The triple A syndrome is due to mutations in ALADIN, a novel member of the nuclear pore complex.

The triple A syndrome (MIM#231550) is a rare autosomal recessive disorder characterized by adrenocorticotropic hormone (ACTH) resistant adrenal failure, achalasia, alacrima, and a variety of neurological and dermatological features. The triple A syndrome is caused by mutations in the AAAS gene, which encodes a protein known as ALADIN (ALacrima Achalasia aDrenal Insufficiency Neurologic disorder). ALADIN is a new WD-repeat protein that has no significant homology to any previously identified WD-repeat protein. It has been shown that it colocalizes with nuclear pore complexes (NPCs), a finding that strongly suggests an involvement of ALADIN in nucleocytoplasmic transport. An investigation of 110 families with triple A syndrome disclosed mutation hot spots including Q15K (exon 1), and S293P (exon 8), which occur in 17 and 21 families from different geographical regions, respectively. The variable phenotype of all patients cannot be correlated with the localization and the nature of the ALADIN mutations. Thus, modifying genes/factors may be involved in the progression of this neurodegenerative disease.
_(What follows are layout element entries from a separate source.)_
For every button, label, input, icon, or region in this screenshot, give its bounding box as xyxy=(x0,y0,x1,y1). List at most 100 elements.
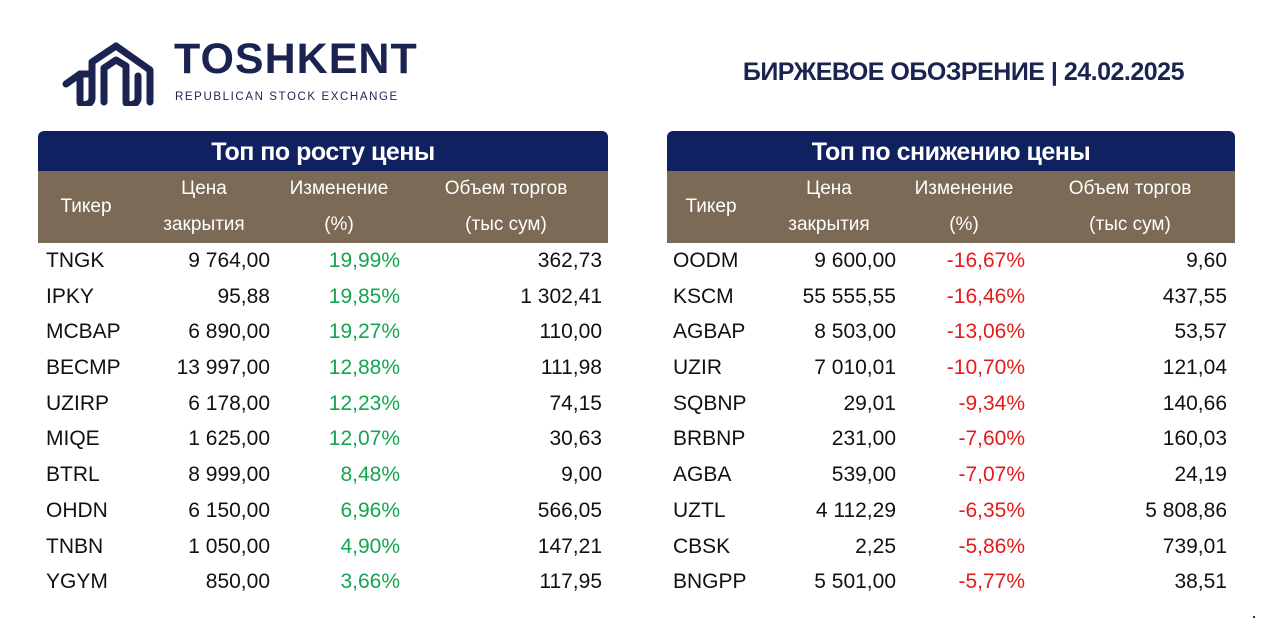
col-volume-header-line2: (тыс сум) xyxy=(465,214,547,235)
table-row: YGYM 850,00 3,66% 117,95 xyxy=(38,564,608,600)
col-volume-header-line1: Объем торгов xyxy=(444,178,568,199)
price-cell: 850,00 xyxy=(205,570,270,594)
gainers-title: Топ по росту цены xyxy=(38,131,608,171)
table-row: TNGK 9 764,00 19,99% 362,73 xyxy=(38,243,608,279)
volume-cell: 160,03 xyxy=(1162,427,1227,451)
ticker-cell: OHDN xyxy=(46,498,108,522)
price-cell: 29,01 xyxy=(843,391,896,415)
ticker-cell: UZIR xyxy=(673,356,722,380)
col-price-header-line2: закрытия xyxy=(788,214,870,235)
price-cell: 231,00 xyxy=(831,427,896,451)
change-cell: -16,46% xyxy=(946,284,1025,308)
col-volume-header-line1: Объем торгов xyxy=(1068,178,1192,199)
losers-panel: Топ по снижению цены Тикер Цена закрытия… xyxy=(667,131,1235,600)
ticker-cell: BECMP xyxy=(46,356,121,380)
col-change-header-line2: (%) xyxy=(949,214,979,235)
price-cell: 13 997,00 xyxy=(176,356,270,380)
volume-cell: 5 808,86 xyxy=(1145,498,1227,522)
change-cell: -7,07% xyxy=(958,463,1025,487)
price-cell: 6 178,00 xyxy=(188,391,270,415)
volume-cell: 739,01 xyxy=(1162,534,1227,558)
volume-cell: 24,19 xyxy=(1174,463,1227,487)
volume-cell: 147,21 xyxy=(537,534,602,558)
table-row: UZIR 7 010,01 -10,70% 121,04 xyxy=(667,350,1235,386)
ticker-cell: TNBN xyxy=(46,534,104,558)
ticker-cell: TNGK xyxy=(46,249,105,272)
table-row: OODM 9 600,00 -16,67% 9,60 xyxy=(667,243,1235,279)
price-cell: 8 999,00 xyxy=(188,463,270,487)
table-row: UZTL 4 112,29 -6,35% 5 808,86 xyxy=(667,493,1235,529)
change-cell: 19,85% xyxy=(328,284,400,308)
ticker-cell: AGBA xyxy=(673,463,732,487)
decorative-dot xyxy=(1253,616,1255,618)
price-cell: 539,00 xyxy=(831,463,896,487)
table-row: MIQE 1 625,00 12,07% 30,63 xyxy=(38,421,608,457)
table-row: IPKY 95,88 19,85% 1 302,41 xyxy=(38,279,608,315)
logo-name: TOSHKENT xyxy=(174,35,418,83)
volume-cell: 1 302,41 xyxy=(520,284,602,308)
ticker-cell: BRBNP xyxy=(673,427,746,451)
price-cell: 6 150,00 xyxy=(188,498,270,522)
change-cell: 19,27% xyxy=(328,320,400,344)
price-cell: 5 501,00 xyxy=(814,570,896,594)
change-cell: -10,70% xyxy=(946,356,1025,380)
table-row: MCBAP 6 890,00 19,27% 110,00 xyxy=(38,314,608,350)
ticker-cell: OODM xyxy=(673,249,739,272)
price-cell: 7 010,01 xyxy=(814,356,896,380)
table-row: UZIRP 6 178,00 12,23% 74,15 xyxy=(38,386,608,422)
ticker-cell: IPKY xyxy=(46,284,94,308)
ticker-cell: MCBAP xyxy=(46,320,121,344)
volume-cell: 111,98 xyxy=(540,356,602,380)
change-cell: 12,23% xyxy=(328,391,400,415)
volume-cell: 437,55 xyxy=(1162,284,1227,308)
change-cell: -5,86% xyxy=(958,534,1025,558)
col-ticker-header: Тикер xyxy=(60,196,112,217)
ticker-cell: YGYM xyxy=(46,570,108,594)
table-row: OHDN 6 150,00 6,96% 566,05 xyxy=(38,493,608,529)
ticker-cell: AGBAP xyxy=(673,320,746,344)
change-cell: -16,67% xyxy=(946,249,1025,272)
ticker-cell: CBSK xyxy=(673,534,731,558)
table-row: AGBAP 8 503,00 -13,06% 53,57 xyxy=(667,314,1235,350)
ticker-cell: BNGPP xyxy=(673,570,747,594)
table-row: KSCM 55 555,55 -16,46% 437,55 xyxy=(667,279,1235,315)
col-change-header-line1: Изменение xyxy=(914,178,1014,199)
gainers-rows: TNGK 9 764,00 19,99% 362,73 IPKY 95,88 19,85%… xyxy=(38,243,608,600)
volume-cell: 362,73 xyxy=(537,249,602,272)
tse-emblem-icon xyxy=(62,42,154,106)
change-cell: -6,35% xyxy=(958,498,1025,522)
price-cell: 2,25 xyxy=(855,534,896,558)
price-cell: 95,88 xyxy=(217,284,270,308)
col-price-header-line2: закрытия xyxy=(163,214,245,235)
volume-cell: 110,00 xyxy=(539,320,602,344)
ticker-cell: BTRL xyxy=(46,463,100,487)
table-row: BRBNP 231,00 -7,60% 160,03 xyxy=(667,421,1235,457)
volume-cell: 9,00 xyxy=(561,463,602,487)
gainers-panel: Топ по росту цены Тикер Цена закрытия Из… xyxy=(38,131,608,600)
table-row: BTRL 8 999,00 8,48% 9,00 xyxy=(38,457,608,493)
gainers-column-headers: Тикер Цена закрытия Изменение (%) Объем … xyxy=(38,171,608,243)
logo-subtitle: REPUBLICAN STOCK EXCHANGE xyxy=(175,91,399,103)
ticker-cell: UZTL xyxy=(673,498,726,522)
volume-cell: 74,15 xyxy=(549,391,602,415)
report-title: БИРЖЕВОЕ ОБОЗРЕНИЕ | 24.02.2025 xyxy=(742,58,1185,86)
price-cell: 8 503,00 xyxy=(814,320,896,344)
change-cell: -5,77% xyxy=(958,570,1025,594)
price-cell: 9 600,00 xyxy=(814,249,896,272)
change-cell: -9,34% xyxy=(958,391,1025,415)
change-cell: -7,60% xyxy=(958,427,1025,451)
volume-cell: 117,95 xyxy=(539,570,602,594)
change-cell: 12,88% xyxy=(328,356,400,380)
ticker-cell: SQBNP xyxy=(673,391,747,415)
table-row: BNGPP 5 501,00 -5,77% 38,51 xyxy=(667,564,1235,600)
table-row: CBSK 2,25 -5,86% 739,01 xyxy=(667,529,1235,565)
losers-rows: OODM 9 600,00 -16,67% 9,60 KSCM 55 555,55 -16… xyxy=(667,243,1235,600)
col-ticker-header: Тикер xyxy=(685,196,737,217)
losers-column-headers: Тикер Цена закрытия Изменение (%) Объем … xyxy=(667,171,1235,243)
volume-cell: 566,05 xyxy=(537,498,602,522)
col-change-header-line1: Изменение xyxy=(289,178,389,199)
change-cell: 12,07% xyxy=(328,427,400,451)
price-cell: 1 050,00 xyxy=(188,534,270,558)
volume-cell: 30,63 xyxy=(549,427,602,451)
change-cell: 19,99% xyxy=(328,249,400,272)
The lack of AAAS mutations in eight patients and negative linkage to chromosome 12q13 in three families are suggestive of genetic heterogeneity. To examine the cellular localization of ALADIN mutants causing triple A syndrome, we investigated nine different ALADIN-mutants: 2 nonsense (W84X, Q456X), 2 frameshift (F157fsX171, G397fsX414) and 5 point mutations (Q15K, L25P, H160R, S263P, L381R) by transfection experiments with green fluorescence protein. Mutants were predominantly localized in the cytoplasm, but also found in the nucleus indicating that ALADIN is essential for NPC targeting. To investigate physiological functions of ALADIN in vivo, we generated and analysed Aaas-/- knockout mice by homologous recombination in embryonic stem cells. Surprisingly, required animals lack any gross abnormality in adrenal and nervous system function. Further studies have to investigate the role of ALADIN at NPCs and to identify interacting proteins. Functional analyses of ALADIN may permit further understanding of its role for adrenocortical function and neurodevelopment.